Value: Medium — Enables Raspberry Pi as peripheral, but microcontrollers better suited for this role
Feasibility: Low (I²C) / Medium (Serial) — Kernel driver required OR new transport layer
Effort: High — Either kernel module (beyond scope) or transport abstraction (substantial architecture change)
Alternative Approaches
Option A: Serial/UART (Most Feasible)
- User-space support via
/dev/ttyS*,/dev/ttyUSB*, USB CDC/ACM - No kernel development required
- Implementation: Transport abstraction layer (
crumbs_serial.c) with same message format - Use case: Raspberry Pi as USB/serial CRUMBS peripheral
Option B: Network/TCP
- WiFi/Ethernet connectivity for wireless CRUMBS networks
- Standard sockets API, full user-space support
- Trade-off: Network overhead vs wireless capability
- Use case: Raspberry Pi Zero W as wireless bridge
Option C: Custom Kernel Module
- Full I²C slave functionality with event-driven architecture
- Verdict: Beyond CRUMBS core library scope (requires kernel expertise, distribution complexity)
Implementation Path (if pursuing Serial)
Files:
src/transports/crumbs_serial.c- Transport layer abstractionsrc/hal/linux/crumbs_linux_serial.c- Linux serial HALexamples/core_usage/linux/serial_peripheral/
Documentation:
docs/transport-layers.md- I²C vs Serial architecture- Update
docs/platform-setup.mdwith serial setup
Success Criteria:
- Same CRUMBS handlers work on both I²C and serial transports
- Raspberry Pi peripheral via USB CDC/ACM
Reference Family Expansion
Goal: Additional reference implementations beyond LHWIT (LED/Servo/Calculator/Display)
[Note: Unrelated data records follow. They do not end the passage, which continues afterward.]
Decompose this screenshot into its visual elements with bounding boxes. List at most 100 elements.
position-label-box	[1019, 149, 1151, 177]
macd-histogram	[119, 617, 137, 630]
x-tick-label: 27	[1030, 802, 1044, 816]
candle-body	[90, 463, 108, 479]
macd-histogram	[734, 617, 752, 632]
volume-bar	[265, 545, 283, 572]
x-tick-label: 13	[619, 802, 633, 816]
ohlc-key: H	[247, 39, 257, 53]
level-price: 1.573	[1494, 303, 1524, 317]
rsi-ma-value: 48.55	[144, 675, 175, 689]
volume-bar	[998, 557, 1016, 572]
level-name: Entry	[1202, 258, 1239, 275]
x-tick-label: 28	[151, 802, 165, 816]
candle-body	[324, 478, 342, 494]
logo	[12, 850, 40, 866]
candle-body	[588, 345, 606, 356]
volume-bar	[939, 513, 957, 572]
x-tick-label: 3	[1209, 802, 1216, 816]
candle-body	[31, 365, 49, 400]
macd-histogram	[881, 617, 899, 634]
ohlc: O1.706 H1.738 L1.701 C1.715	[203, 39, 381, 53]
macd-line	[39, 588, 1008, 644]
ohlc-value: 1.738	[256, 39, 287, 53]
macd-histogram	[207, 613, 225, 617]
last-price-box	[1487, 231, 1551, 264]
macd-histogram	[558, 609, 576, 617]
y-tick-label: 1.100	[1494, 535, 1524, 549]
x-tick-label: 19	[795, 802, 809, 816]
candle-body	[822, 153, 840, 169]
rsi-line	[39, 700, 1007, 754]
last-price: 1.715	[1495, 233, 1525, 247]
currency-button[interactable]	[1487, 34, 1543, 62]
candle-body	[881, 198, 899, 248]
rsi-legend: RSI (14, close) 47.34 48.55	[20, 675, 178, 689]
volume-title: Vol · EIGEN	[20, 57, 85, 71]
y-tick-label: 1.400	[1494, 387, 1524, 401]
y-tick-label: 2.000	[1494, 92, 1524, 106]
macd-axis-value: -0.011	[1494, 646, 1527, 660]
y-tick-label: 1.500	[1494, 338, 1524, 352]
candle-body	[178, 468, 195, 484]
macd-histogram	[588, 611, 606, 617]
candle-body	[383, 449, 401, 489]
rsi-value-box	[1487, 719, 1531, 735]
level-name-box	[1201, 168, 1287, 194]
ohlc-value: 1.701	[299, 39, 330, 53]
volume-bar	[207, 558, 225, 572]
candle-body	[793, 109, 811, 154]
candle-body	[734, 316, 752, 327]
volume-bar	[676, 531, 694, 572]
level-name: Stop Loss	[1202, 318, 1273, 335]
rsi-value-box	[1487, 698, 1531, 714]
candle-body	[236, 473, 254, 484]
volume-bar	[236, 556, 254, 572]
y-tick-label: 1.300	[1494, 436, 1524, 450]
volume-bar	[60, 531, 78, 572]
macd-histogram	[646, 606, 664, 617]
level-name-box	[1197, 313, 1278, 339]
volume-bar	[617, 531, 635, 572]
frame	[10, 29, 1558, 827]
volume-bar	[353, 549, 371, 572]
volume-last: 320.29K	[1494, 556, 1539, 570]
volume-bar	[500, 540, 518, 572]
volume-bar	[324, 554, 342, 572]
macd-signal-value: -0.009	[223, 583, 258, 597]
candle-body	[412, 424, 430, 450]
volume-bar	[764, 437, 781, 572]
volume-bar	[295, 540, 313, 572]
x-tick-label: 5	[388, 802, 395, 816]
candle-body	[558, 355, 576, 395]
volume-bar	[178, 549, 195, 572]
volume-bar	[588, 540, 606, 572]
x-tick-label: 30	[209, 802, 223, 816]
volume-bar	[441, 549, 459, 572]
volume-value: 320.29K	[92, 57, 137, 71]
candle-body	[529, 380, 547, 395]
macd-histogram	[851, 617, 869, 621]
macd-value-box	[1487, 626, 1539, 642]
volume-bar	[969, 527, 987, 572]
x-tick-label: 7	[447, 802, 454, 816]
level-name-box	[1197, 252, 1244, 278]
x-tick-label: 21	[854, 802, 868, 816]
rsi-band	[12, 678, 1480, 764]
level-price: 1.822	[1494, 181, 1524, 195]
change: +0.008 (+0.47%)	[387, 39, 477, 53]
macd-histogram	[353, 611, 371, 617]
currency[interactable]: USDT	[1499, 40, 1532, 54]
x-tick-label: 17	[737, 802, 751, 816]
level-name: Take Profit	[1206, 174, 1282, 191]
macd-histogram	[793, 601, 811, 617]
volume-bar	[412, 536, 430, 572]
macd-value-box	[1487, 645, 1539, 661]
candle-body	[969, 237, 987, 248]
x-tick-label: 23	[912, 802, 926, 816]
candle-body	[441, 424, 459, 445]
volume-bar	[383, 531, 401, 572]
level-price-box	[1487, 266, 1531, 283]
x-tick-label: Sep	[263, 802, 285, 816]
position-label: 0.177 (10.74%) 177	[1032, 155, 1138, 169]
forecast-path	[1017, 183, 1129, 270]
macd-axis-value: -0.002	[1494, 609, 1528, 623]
Value: Low-Medium — More examples helpful but LHWIT already demonstrates patterns
Feasibility: Medium — Requires hardware, full implementation stack
Effort: High — Each family needs peripheral + controller + docs + hardware validation
Context: A “family” is a device category with shared type_id, opcodes, and handler patterns (e.g., LHWIT defines how LED modules communicate).
Potential Families:
- Sensors: Temperature (DHT22, BMP280), humidity, pressure – periodic polling patterns
- Motor Control: DC/stepper motors – motion control, homing sequences
- Protocol Bridges: UART/SPI over I²C – translation and buffering patterns
Note: Community-driven based on actual user requests. Each family requires significant effort (peripheral + controller + docs + hardware).
Explicitly Out of Scope
Gateway Services
Building REST/MQTT/WebSocket services is application territory, not library scope. Different users need different protocols. Better approach: document integration patterns, provide minimal examples, let community build gateways.
Alternative: docs/integration-patterns.md showing how to use CRUMBS in Flask routes, MQTT publishers, etc.
Multi-Family Bus Sharing
“One family per bus” is a core design principle providing compile-time type safety. Dynamic vocabulary discovery adds complexity for rare use cases. Real solution: use multiple I²C buses or bus bridging.
Alternative: Document the constraint clearly and provide multi-bus setup examples if requested.
Enhanced Discovery Protocols
Current discovery (version query via opcode 0x00) is sufficient. Capability negotiation, hierarchical addressing, and multicast add protocol complexity without demonstrated user need.
Alternative: Wait for actual pain points; if needed, module families can extend version query payload.